Pace a tutti i costi
Intoppi, sono inevitabili al complicarsi delle cose. A Brest-Litovsk non si riesce a superare il problema dei territori occupati: per la Germania quelle regioni hanno già manifestato tutta la simpatia possibile per Berlino; per Pietrogrado la volontà delle classi nobiliari e dell’alta borghesia, terrorizzate dalla perdita dei privilegi in un regime socialista, non rappresenterebbe quella popolare.
I bolscevichi propongono i soliti plebisciti, i tedeschi rispondono a muso duro: primo, la Russia, sconfitta, non ha diritto di ingerenza nei territori occupati; secondo, il Governo massimalista non sembra certo il più fulgido esempio di democrazia.
Nelle capitali dell’Intesa i giornali riportano le frammentarie notizie dalla Russia: «La vasta maggioranza è indifferente alle condizioni, purché la pace venga stipulata». Dunque non è vero che tutto il popolo si manterrebbe favorevole a condurre la guerra fino alla fine, al fianco degli Alleati; allora il problema va ben oltre i massimalisti. E a sfatare il più radicato teorema della miopia anglo-francese ci pensano vari cortei per la pace separata, nati a Pietrogrado, ma non solo.
L’estenuante conflitto intacca sempre più anche lo spirito austro-ungarico: il 16 gennaio i mormorii di Vienna e Budapest si trasformano in manifestazioni di aperta ostilità alla guerra.
Problemi diversi per l’Intesa. Secondo i quotidiani anglo-francesi «rumeni, serbi e greci, appaiono delusi e non si sentono tutelati dalle dichiarazioni di Lloyd George e Wilson». A impressionarli è stata l’ipotesi di non smembrare l’Impero asburgico, né l’influenza turca nei Balcani. La prossima Conferenza interalleata di Parigi si prospetta piccante.
C’è pure un’altra questione a scombinare i piani Alleati: Londra, Parigi, Roma, puntavano tutte forte sull’Ucraina, tanto da appoggiarla e finanziarla, ma Kiev ha di fatto raggiunto un accordo di massima con le Potenze centrali.
Davide Sartori
GLI AVVENIMENTI
Politica e società
- Rivolte a Vienna e Budapest, causate del crescente malcontento degli austro-ungarici nei confronti della guerra.
- Trovato un accordo in linea di massima fra Potenze centrali e Ucraina.
- Hergt, Ministro delle finanze della Prussia, dichiara che le truppe americane necessarie non possono raggiungere l'Europa.
- Annunciata la Commissione d'inchiesta sulle spese dei dipartimenti governativi britannici.
- Gli U.S.A. pubblicano documenti relativi al caso Caillaux.
- Nave ospedaliera "Rewa": il Commissario spagnolo garantisce che sono state rispettate tutte le condizioni.
Fronte occidentale
- Gli inglesi bombardano nuovamente Metz.

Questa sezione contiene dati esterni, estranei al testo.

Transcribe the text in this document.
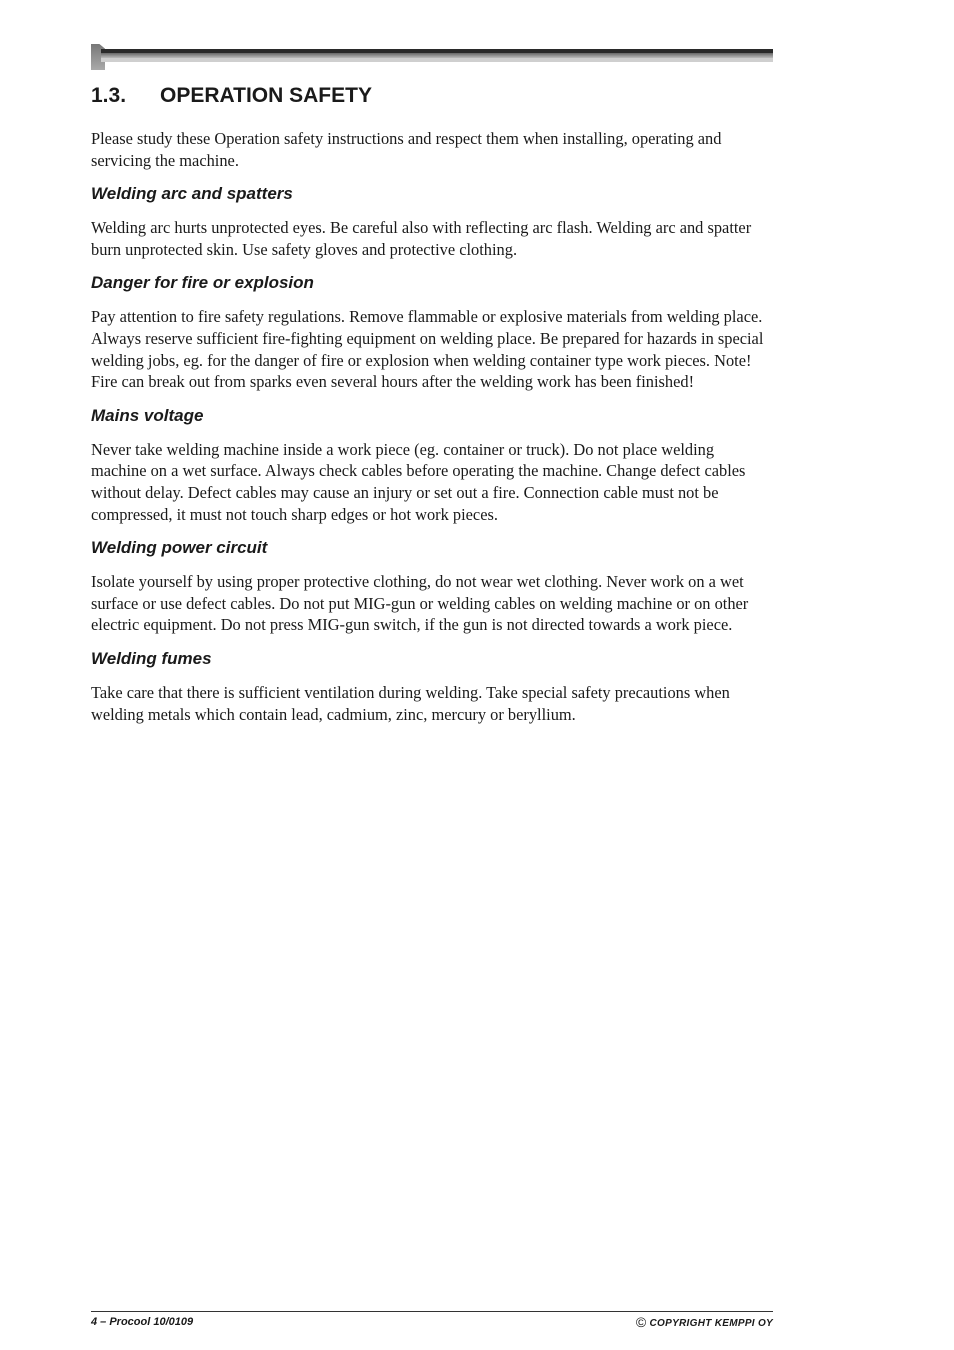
1.3.	OPERATION SAFETY

Please study these Operation safety instructions and respect them when installing, operating and servicing the machine.

Welding arc and spatters

Welding arc hurts unprotected eyes. Be careful also with reflecting arc flash. Welding arc and spatter burn unprotected skin. Use safety gloves and protective clothing.

Danger for fire or explosion

Pay attention to fire safety regulations. Remove flammable or explosive materials from welding place. Always reserve sufficient fire-fighting equipment on welding place. Be prepared for hazards in special welding jobs, eg. for the danger of fire or explosion when welding container type work pieces. Note! Fire can break out from sparks even several hours after the welding work has been finished!

Mains voltage

Never take welding machine inside a work piece (eg. container or truck). Do not place welding machine on a wet surface. Always check cables before operating the machine. Change defect cables without delay. Defect cables may cause an injury or set out a fire. Connection cable must not be compressed, it must not touch sharp edges or hot work pieces.

Welding power circuit

Isolate yourself by using proper protective clothing, do not wear wet clothing. Never work on a wet surface or use defect cables. Do not put MIG-gun or welding cables on welding machine or on other electric equipment. Do not press MIG-gun switch, if the gun is not directed towards a work piece.

Welding fumes

Take care that there is sufficient ventilation during welding. Take special safety precautions when welding metals which contain lead, cadmium, zinc, mercury or beryllium.

4 – Procool 10/0109	© COPYRIGHT KEMPPI OY
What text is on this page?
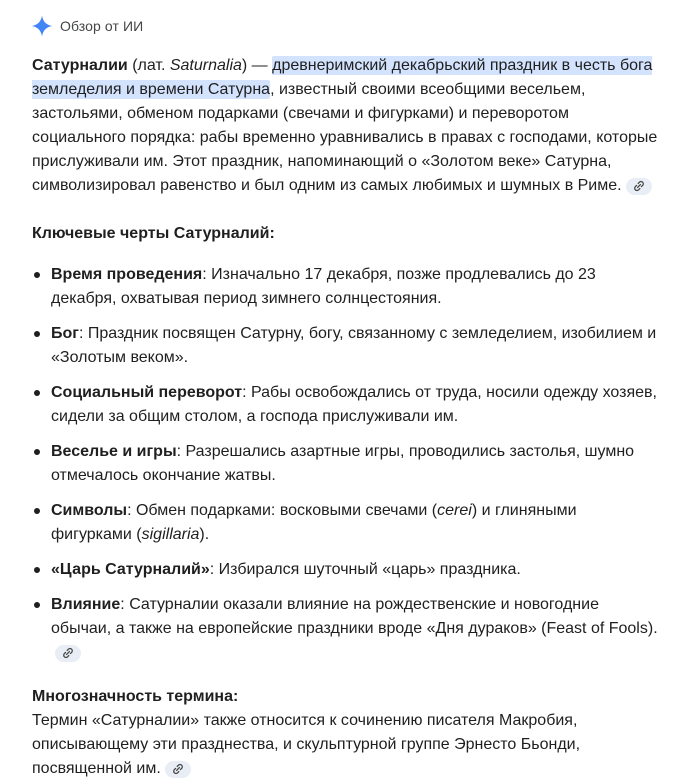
Обзор от ИИ
Сатурналии (лат. Saturnalia) — древнеримский декабрьский праздник в честь бога земледелия и времени Сатурна, известный своими всеобщими весельем, застольями, обменом подарками (свечами и фигурками) и переворотом социального порядка: рабы временно уравнивались в правах с господами, которые прислуживали им. Этот праздник, напоминающий о «Золотом веке» Сатурна, символизировал равенство и был одним из самых любимых и шумных в Риме.
Ключевые черты Сатурналий:
Время проведения: Изначально 17 декабря, позже продлевались до 23 декабря, охватывая период зимнего солнцестояния.
Бог: Праздник посвящен Сатурну, богу, связанному с земледелием, изобилием и «Золотым веком».
Социальный переворот: Рабы освобождались от труда, носили одежду хозяев, сидели за общим столом, а господа прислуживали им.
Веселье и игры: Разрешались азартные игры, проводились застолья, шумно отмечалось окончание жатвы.
Символы: Обмен подарками: восковыми свечами (cerei) и глиняными фигурками (sigillaria).
«Царь Сатурналий»: Избирался шуточный «царь» праздника.
Влияние: Сатурналии оказали влияние на рождественские и новогодние обычаи, а также на европейские праздники вроде «Дня дураков» (Feast of Fools).
Многозначность термина:
Термин «Сатурналии» также относится к сочинению писателя Макробия, описывающему эти празднества, и скульптурной группе Эрнесто Бьонди, посвященной им.
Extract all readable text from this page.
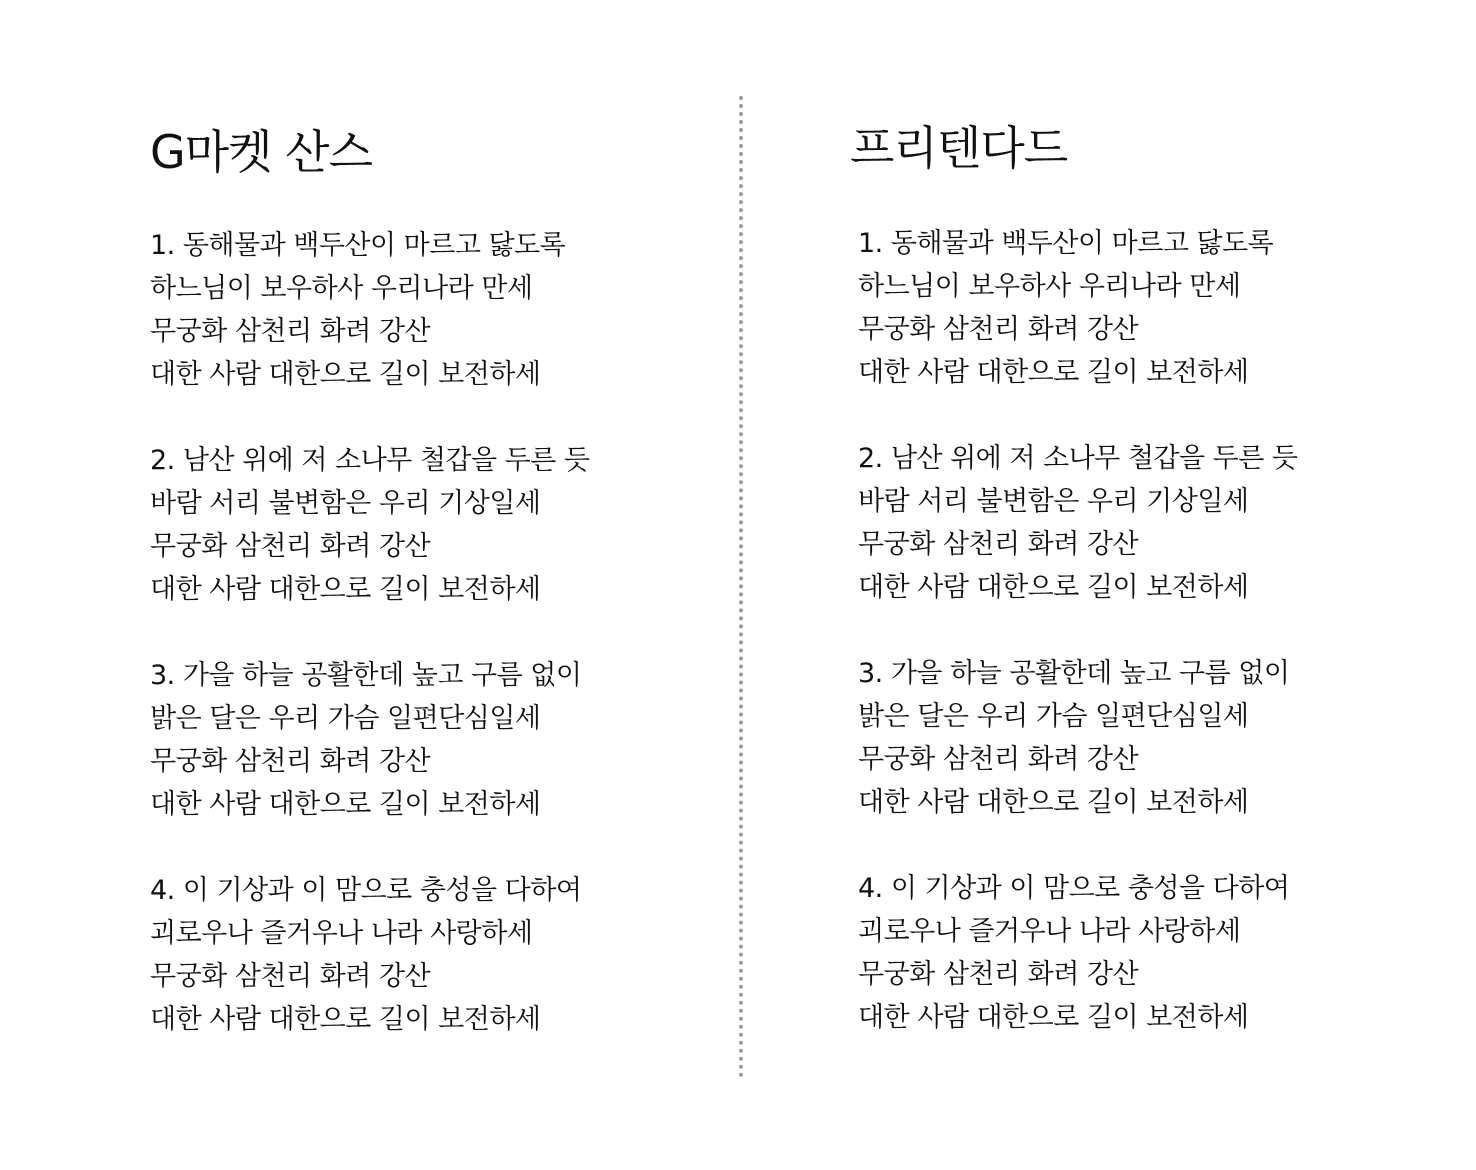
G마켓 산스
1. 동해물과 백두산이 마르고 닳도록
하느님이 보우하사 우리나라 만세
무궁화 삼천리 화려 강산
대한 사람 대한으로 길이 보전하세
2. 남산 위에 저 소나무 철갑을 두른 듯
바람 서리 불변함은 우리 기상일세
무궁화 삼천리 화려 강산
대한 사람 대한으로 길이 보전하세
3. 가을 하늘 공활한데 높고 구름 없이
밝은 달은 우리 가슴 일편단심일세
무궁화 삼천리 화려 강산
대한 사람 대한으로 길이 보전하세
4. 이 기상과 이 맘으로 충성을 다하여
괴로우나 즐거우나 나라 사랑하세
무궁화 삼천리 화려 강산
대한 사람 대한으로 길이 보전하세
프리텐다드
1. 동해물과 백두산이 마르고 닳도록
하느님이 보우하사 우리나라 만세
무궁화 삼천리 화려 강산
대한 사람 대한으로 길이 보전하세
2. 남산 위에 저 소나무 철갑을 두른 듯
바람 서리 불변함은 우리 기상일세
무궁화 삼천리 화려 강산
대한 사람 대한으로 길이 보전하세
3. 가을 하늘 공활한데 높고 구름 없이
밝은 달은 우리 가슴 일편단심일세
무궁화 삼천리 화려 강산
대한 사람 대한으로 길이 보전하세
4. 이 기상과 이 맘으로 충성을 다하여
괴로우나 즐거우나 나라 사랑하세
무궁화 삼천리 화려 강산
대한 사람 대한으로 길이 보전하세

- I francesi effettuano con successo un raid a sud-est di Verdun.
Fronte italiano
- Attacco austro-ungarico alle posizioni italiane a Caposile (basso Piave) respinto con pesanti perdite.
Dal fronte italiano
REGIO ESERCITO ITALIANO - COMANDO SUPREMO
16 GENNAIO 1918
In regione Monte Asolone, nella mattinata di ieri, forti concentramenti di fuoco e ripetuti tentativi di contrattacchi nemici, tennero desta l’attività combattiva sulle nostre linee, opportunamente rettificate durante la notte precedente. Nel pomeriggio la situazione ridiventò normale.
Nel settore orientale dell’Altipiano di Asiago ed alla testata del saliente di Monte Solarolo azioni di nuclei esploranti e frequenti tiri di artiglieria.
Ad est di Capo Sile un nuovo contrattacco contro le nostre posizioni venne respinto nella notte sul 15. Durante la giornata di ieri l’attività delle opposte artiglierie estesasi a tutta la zona litoranea, si mantenne notevole. Sensibile attività aerea lungo tutta la fronte. Aviatori britannici hanno abbattuto tre velivoli nemici nella regione di Vezzola (sud-est di Conegliano); i nostri ne abbatterono un quarto ad Arsiè e le nostre batterie contraeree ne fecero precipitare un quindi a Cima d’Olmo (sud del Ponte della Priula).